In Treptower Park finden oft Großveranstaltungen statt, die von vielen Menschen besucht werden. Dies hat früher das russische Außenministerium nicht gestört. So gab es bei der Fußball-WM 2006 ein Publicviewing mit Leinwänden und Bierzelten. Damals verfolgten das WM-Geschehen über 200 000 Menschen und viele von ihnen waren, wie man sich denken kann, laut und nicht ganz nüchtern.

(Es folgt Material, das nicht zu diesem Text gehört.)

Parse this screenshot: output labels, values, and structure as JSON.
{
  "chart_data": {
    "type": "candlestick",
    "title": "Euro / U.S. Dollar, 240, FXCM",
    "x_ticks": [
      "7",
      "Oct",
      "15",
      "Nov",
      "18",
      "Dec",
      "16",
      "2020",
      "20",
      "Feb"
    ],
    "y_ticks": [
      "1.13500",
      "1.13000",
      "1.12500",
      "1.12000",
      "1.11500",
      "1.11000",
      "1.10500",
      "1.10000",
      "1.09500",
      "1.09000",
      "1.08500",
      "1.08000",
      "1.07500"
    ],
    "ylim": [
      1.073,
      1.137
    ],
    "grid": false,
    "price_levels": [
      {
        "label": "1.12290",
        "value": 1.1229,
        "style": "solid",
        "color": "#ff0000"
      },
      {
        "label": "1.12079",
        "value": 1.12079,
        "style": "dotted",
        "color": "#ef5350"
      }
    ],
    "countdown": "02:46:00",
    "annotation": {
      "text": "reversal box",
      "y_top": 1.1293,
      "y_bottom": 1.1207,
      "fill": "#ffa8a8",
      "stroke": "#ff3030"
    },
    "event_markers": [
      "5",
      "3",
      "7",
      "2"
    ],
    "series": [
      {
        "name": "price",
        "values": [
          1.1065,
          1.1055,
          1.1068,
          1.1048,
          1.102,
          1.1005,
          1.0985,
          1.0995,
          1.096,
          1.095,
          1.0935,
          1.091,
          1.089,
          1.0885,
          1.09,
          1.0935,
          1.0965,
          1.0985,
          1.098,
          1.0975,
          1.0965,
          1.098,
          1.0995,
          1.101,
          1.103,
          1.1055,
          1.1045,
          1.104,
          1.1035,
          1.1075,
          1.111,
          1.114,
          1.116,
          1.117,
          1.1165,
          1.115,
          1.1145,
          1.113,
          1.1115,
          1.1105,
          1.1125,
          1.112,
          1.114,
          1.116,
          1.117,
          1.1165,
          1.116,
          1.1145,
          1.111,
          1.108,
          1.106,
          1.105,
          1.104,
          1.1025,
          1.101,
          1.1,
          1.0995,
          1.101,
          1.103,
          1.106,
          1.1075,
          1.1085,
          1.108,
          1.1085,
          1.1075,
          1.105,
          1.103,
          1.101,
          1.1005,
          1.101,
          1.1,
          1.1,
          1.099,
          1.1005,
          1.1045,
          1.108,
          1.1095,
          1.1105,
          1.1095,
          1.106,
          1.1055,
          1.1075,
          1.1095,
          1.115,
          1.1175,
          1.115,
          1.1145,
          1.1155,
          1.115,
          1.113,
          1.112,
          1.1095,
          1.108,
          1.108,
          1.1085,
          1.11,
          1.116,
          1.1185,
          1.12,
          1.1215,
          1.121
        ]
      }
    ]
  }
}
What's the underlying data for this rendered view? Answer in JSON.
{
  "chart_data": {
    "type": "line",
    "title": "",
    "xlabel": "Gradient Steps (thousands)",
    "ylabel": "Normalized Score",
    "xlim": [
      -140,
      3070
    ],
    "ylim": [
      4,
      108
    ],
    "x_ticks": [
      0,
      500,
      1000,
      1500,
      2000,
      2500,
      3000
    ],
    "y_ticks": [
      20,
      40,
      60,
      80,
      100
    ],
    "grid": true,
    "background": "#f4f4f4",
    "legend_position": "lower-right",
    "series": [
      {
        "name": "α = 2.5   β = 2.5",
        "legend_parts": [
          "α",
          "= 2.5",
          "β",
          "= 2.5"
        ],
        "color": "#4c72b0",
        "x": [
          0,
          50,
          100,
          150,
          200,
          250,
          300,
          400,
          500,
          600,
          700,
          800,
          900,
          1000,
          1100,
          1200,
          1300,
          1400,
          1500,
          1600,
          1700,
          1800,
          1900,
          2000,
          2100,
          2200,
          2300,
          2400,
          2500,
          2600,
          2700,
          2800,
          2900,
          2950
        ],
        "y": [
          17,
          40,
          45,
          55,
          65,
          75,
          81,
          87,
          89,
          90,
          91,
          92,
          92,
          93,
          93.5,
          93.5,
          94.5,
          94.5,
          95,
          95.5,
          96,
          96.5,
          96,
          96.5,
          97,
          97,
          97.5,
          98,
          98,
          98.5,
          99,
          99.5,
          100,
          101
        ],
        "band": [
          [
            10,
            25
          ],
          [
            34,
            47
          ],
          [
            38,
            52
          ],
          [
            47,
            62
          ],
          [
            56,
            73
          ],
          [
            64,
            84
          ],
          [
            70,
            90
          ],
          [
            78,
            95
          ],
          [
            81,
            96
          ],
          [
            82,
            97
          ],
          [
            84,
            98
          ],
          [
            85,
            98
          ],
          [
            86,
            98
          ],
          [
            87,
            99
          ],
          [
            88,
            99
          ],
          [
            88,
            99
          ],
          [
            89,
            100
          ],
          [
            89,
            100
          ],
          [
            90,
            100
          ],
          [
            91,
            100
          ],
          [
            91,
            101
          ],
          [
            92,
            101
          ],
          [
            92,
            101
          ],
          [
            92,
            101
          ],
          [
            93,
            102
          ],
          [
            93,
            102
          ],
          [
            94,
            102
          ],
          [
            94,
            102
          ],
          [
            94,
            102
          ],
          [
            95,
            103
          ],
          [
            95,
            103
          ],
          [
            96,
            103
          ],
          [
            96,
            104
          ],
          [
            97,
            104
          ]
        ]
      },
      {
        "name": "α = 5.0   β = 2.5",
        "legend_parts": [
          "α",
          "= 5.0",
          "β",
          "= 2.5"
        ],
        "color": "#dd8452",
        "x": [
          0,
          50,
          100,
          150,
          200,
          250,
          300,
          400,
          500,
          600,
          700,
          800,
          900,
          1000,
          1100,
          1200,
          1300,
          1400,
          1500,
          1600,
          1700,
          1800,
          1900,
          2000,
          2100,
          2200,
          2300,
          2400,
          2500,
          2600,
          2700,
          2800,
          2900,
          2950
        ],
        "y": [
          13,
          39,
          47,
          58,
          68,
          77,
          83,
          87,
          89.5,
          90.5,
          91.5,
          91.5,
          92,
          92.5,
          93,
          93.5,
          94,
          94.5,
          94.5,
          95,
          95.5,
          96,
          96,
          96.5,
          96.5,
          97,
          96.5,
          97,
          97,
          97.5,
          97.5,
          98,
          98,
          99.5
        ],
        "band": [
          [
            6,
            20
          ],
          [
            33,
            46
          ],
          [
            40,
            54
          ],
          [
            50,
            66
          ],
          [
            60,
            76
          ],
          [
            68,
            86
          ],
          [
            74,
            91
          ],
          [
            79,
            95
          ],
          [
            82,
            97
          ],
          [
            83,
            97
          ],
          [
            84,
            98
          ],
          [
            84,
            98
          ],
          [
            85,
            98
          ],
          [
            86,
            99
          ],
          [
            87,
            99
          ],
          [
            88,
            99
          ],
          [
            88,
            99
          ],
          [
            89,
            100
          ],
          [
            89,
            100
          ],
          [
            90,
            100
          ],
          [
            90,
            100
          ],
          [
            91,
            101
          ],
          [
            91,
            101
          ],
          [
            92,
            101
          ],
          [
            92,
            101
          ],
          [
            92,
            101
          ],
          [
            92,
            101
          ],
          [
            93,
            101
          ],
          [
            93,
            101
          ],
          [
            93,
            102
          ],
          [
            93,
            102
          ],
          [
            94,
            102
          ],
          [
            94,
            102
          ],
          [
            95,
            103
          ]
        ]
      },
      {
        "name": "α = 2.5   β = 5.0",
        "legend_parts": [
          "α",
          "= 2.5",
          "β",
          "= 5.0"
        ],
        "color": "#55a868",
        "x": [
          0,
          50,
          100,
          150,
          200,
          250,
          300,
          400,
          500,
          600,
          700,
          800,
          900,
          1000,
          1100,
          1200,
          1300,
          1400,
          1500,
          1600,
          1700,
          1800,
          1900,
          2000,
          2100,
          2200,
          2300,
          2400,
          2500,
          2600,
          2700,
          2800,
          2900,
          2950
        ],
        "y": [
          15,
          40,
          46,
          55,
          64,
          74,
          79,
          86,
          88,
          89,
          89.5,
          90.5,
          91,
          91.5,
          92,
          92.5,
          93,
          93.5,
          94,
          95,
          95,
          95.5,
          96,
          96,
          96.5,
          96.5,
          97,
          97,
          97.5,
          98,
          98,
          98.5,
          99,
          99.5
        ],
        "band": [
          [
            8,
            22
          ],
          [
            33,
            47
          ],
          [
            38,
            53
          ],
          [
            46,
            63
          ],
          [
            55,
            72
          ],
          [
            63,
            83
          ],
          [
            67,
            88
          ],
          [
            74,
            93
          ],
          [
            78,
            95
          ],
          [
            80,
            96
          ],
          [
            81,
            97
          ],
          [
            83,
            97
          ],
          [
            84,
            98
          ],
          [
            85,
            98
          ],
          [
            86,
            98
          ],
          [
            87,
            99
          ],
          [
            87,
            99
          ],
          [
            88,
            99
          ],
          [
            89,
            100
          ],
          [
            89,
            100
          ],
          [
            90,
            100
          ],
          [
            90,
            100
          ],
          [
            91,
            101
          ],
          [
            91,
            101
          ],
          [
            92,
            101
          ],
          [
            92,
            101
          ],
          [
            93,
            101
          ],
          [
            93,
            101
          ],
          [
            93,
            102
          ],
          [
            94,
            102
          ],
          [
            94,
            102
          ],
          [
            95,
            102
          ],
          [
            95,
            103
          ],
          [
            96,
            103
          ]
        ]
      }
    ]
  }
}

Die jährlichen Volksfeste zum Tag des Sieges, zu denen auf dem Gelände des Ehrenmals Tausende von Nachfahren der Befreier kommen, sind auch nicht gerade besinnlich. Ist es am Vormittag des 9. Mai noch verhältnismäßig ruhig, während die russisch- und deutschsprachigen Berliner sowie Gäste Blumen zur Erinnerung niederlegen, so gewinnt gegen Abend die Stimmung eindeutig an «Schwung».

Direkt auf dem Gelände schenken sich die Feiernden in die Plastikbecher das hochprozentige «Wässerchen» und andere alkoholischen Getränke ein und essen dazu hausgemachte Stullen. Längst nicht jeder Gast denkt daran, danach aufzuräumen, denn es gibt Wichtigeres — die Gefallenen soll man nicht nur mit Wodka gedenken, sondern mit Gesang und Tränen in den Augen. Besoffene Kerle singen vor den Gräbern Kriegslieder und fühlen sich mit einem Mal der ganzen Welt überlegen — «Was bedeutet schon Müll, wenn unsere Großväter im Krieg waren»?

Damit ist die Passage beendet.